In this automatism, in all other respects more like a machine than a living organism, there lurks, however, the saving grace of sensitiveness to pain and pleasure; and hence the power of adaptation. This being so, we may be sure that, even at this moment, there is evolving some small unsuspected organ or quality, most likely a by-product, even as the human hand and jaw and hence the human brain were once by-products of adaptations in lower creatures; some unseen factor destined to alter for the better this dreadful latter-day organism wherein man's muscles and man's mind, and the sinews and food and lubricants of machines, are interlocking

co-ordinated parts, and whose latest achievement we can watch in our war.

I will not flatter the self-importance of all of us intellectuals, by calling that still unnoticed, that transforming, rudiment of a saner and nobler life by the old name of Thought or Will.

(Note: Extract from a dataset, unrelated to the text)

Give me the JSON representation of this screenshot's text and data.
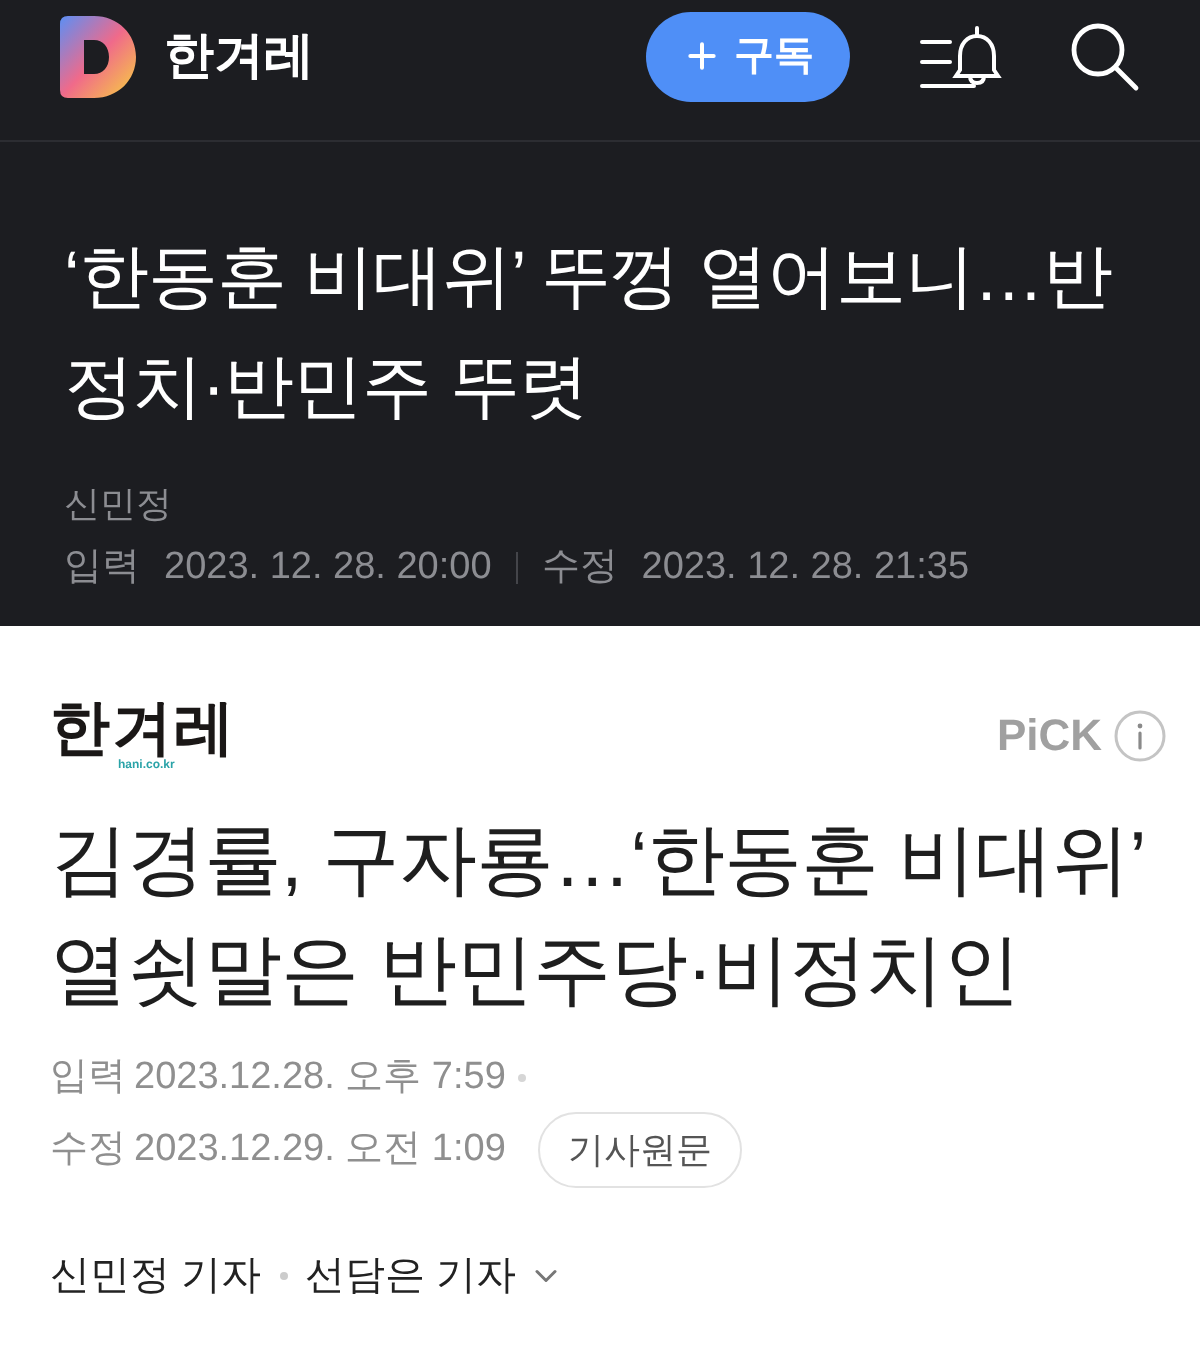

For of what has hitherto been meant by Thought and Will there has been plenty and to spare in these days; only it has been made by the same machinery and methods as our shoddy clothes, our jerry-built houses and our unsparingly perfected and thoroughly efficient engines of military destruction; Thought busy excogitating justifications and elaborating myths; Will trained to sacrifice, drilled to hatred of enemy nations this year, perhaps of enemy classes, next. I do not pretend to know what this rudimentary and hidden organ of human betterment may turn out to be; still less what changes in the outer environment, and in what French biologists call the inner milieu, may help to evolve and thereby give our life a new shape and new activities. Only I will add this much that seeing, as I do, in science the most recent and least imperfect embodiment of experience and thought, I cannot believe that it will continue everlastingly merely to fetch and carry, to produce cheaper commodities and more expensive armaments, for creatures remaining so unacquainted with its essential nature as never to guess that, instead of such a hireling drudge, science could be the disciplining educator of all our thought, and, through our thought, the guide of our action and the arbiter of our impulses.